Model Based Design (MBD)

Model Based Design of Embedded Systems

Target platforms needed to be the first choice when developing systems using assembler. Moving on to C, designers had more flexibility. But they were quickly locked into a specific target as the run-time libraries prevented migration to different platforms. Platform choice was less of an issue when there were fewer targets available. Yet these days, the options are mindboggling. It's no longer just a choice between processor A and processor B. Digital signal processors (DSPs), digital signal controllers (DSCs), multiple core processors, and even FPGAs are viable targets for embedded systems. With embedded solutions, it is target. Optimizing system cost, performance, and flexibility means choosing the proper target. But these days, software is such an important part of the solution, the choice of target and software tools is tied together? means, unless you use abstraction to disconnect these choices. This progression leads to model-based design.

Model-Based Design (MBD) is a mathematical and visual method of addressing problems associated with designing complex control systems. Model-Based Design is a process that enables faster, more cost-effective development of dynamic systems, including control systems, signal processing, and communications systems. In Model-Based Design, a system model is at the center of the development process, from requirements development, through design, implementation, and testing. The model is an executable specification that is continually refined throughout the development process. After model development, simulation shows whether the model works correctly.

When software and hardware implementation requirements are included, such as fixed-point and timing behavior, you can automatically generate code for embedded deployment and create test benches for system verification, saving time and avoiding the introduction of manually coded errors. Automatic program synthesis allows the generation of C code or a representation in a hardware description language (HDL). The HDL emulation can then be co-simulated in the system context to study behavior of an implementation at a cycle accurate level. This reduces expensive hardware iteration, facilitates analysis of system characteristics with detailed component implementation models, and mitigates the need for extensive test bench design.

MBD provides an efficient approach for establishing a common framework for communication throughout the design process while supporting the development cycle ("V" diagram). In Model-based design, development is manifested in these four steps:

• Modeling a plant,
• Analyzing and synthesizing a controller for the plant,
• Simulating the plant and controller, and
• Integrating all these phases by deploying the controller.

The model-based design paradigm is significantly different from traditional design methodology.

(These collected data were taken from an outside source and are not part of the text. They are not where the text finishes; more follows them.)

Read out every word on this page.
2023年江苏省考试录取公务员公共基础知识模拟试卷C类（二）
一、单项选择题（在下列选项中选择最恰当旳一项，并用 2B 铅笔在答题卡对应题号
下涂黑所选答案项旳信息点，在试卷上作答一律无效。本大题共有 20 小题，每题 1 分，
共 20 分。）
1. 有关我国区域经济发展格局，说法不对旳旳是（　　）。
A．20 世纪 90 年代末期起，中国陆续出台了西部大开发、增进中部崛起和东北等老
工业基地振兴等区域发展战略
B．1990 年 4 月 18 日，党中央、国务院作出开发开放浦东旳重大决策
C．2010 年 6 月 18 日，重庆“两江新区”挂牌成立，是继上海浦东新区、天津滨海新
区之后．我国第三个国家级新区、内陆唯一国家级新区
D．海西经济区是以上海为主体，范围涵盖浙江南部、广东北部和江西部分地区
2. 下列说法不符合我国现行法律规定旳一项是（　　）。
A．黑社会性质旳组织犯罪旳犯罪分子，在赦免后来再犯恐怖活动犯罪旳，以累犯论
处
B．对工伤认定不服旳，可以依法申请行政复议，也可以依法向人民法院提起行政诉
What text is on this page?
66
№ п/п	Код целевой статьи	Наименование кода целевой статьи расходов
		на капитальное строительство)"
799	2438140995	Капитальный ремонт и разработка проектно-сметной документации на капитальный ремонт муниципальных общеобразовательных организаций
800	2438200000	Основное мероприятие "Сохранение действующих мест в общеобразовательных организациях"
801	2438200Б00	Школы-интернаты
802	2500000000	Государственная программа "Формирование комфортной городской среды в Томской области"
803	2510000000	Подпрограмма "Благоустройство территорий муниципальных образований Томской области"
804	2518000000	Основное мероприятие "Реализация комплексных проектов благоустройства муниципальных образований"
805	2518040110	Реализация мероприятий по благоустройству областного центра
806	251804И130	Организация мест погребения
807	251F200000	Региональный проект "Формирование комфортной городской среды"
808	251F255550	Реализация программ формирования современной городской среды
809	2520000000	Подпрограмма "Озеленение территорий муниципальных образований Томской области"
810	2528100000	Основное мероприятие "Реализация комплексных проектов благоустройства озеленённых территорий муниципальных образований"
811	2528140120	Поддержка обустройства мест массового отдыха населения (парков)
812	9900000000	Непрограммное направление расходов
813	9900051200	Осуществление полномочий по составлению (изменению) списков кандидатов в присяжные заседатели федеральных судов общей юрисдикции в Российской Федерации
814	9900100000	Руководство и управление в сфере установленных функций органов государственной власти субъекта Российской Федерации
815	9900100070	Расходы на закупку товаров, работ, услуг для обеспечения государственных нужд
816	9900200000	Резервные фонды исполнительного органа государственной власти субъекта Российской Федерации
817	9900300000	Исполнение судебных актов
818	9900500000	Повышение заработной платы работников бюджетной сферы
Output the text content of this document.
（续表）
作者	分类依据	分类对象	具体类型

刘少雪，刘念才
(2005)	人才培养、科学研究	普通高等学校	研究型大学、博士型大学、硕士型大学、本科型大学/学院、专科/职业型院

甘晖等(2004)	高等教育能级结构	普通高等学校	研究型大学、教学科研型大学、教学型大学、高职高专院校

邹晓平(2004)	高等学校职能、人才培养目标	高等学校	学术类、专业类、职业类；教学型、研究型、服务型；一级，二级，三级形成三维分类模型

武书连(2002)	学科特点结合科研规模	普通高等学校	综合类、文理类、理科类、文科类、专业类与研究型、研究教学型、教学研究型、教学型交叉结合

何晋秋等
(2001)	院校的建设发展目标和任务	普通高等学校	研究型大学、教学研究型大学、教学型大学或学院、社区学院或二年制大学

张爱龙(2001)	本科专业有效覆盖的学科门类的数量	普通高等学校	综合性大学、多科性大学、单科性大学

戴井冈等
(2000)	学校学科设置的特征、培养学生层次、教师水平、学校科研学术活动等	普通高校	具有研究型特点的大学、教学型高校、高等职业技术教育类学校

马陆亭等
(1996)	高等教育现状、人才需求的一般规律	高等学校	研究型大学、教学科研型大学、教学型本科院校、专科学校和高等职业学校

Rather than using complex structures and extensive software code, designers can use MBD to define models with advanced functional characteristics using continuous-time and discrete-time building blocks. These built models used with simulation tools can lead to rapid prototyping, software testing, and verification. Not only is the testing and verification process enhanced, but also, in some cases, hardware-in-the-loop simulation can be used with the new design paradigm to perform testing of dynamic effects on the system more quickly and much more efficiently than with traditional design methodology.

Figure 1: Development Cycle ("V" diagram)

 

The important steps in MBD approach are:

1. 
   
   System identification (modeling the plant) an iterative process: -     By acquiring and processing raw data from a real-world system and choosing a mathematical algorithm with which to identify a mathematical model, the plant model is identified. Various kinds of analysis and simulations can be performed using the identified model before it is used to design a model-based controller.
2. 
   
   Controller analysis and synthesis: -    The mathematical model conceived in step 1 is used to identify dynamic characteristics of the plant model. A controller can be then be synthesized based on these characteristics.
3. 
   
   Offline simulation: -    The time response of the dynamic system to complex, time-varying inputs is investigated. This is done by simulating a simple LTI or a non-linear model of the plant with the controller. Simulation allows specification, requirements, and modeling errors to be found immediately, rather than later in the design effort.
4. 
   
   Deployment: -    Ideally this is done via automatic code generation from the controller developed in step 3. It is unlikely that the controller will work on the actual system as well as it did in simulation, so an iterative debugging process is done by analyzing results on the actual target and updating the controller model. Model based design tools like VisSim allow all these iterative steps to be performed in a unified visual environment.

Figure 2: Design Approach

Model-Based Design solution include:

• Algorithmic design & modeling using Mathworks products
• "Translation" of Matlab/Fortran/C into Simulink Models
• Creating generic custom toolboxes
• Integration of legacy C-Code into Simulink blocks
• Automatic code generation using RTW/RTW Embedded Coder
• Verification & Validation

Model-Based Design allows us to improve efficiency by:

• Using a common design environment across project teams
• Linking designs directly to requirements
• Integrating testing with design to continuously identify and correct errors
• Refining algorithms through multidomain simulation
• Automatically generating embedded software code
• Developing and reusing test suites
• Automatically generating documentation
• Reusing designs to deploy systems across multiple processors and hardware targets

Challenges:

With regard to the designing of embedded systems there are several challenges that the control engineers face and they are:

• Delivering products to market faster at lower cost
• Delivering implementations for increasingly complex systems
• Producing superior quality products
• Fewer system prototypes
• Flexible enough to adjust to last minute changes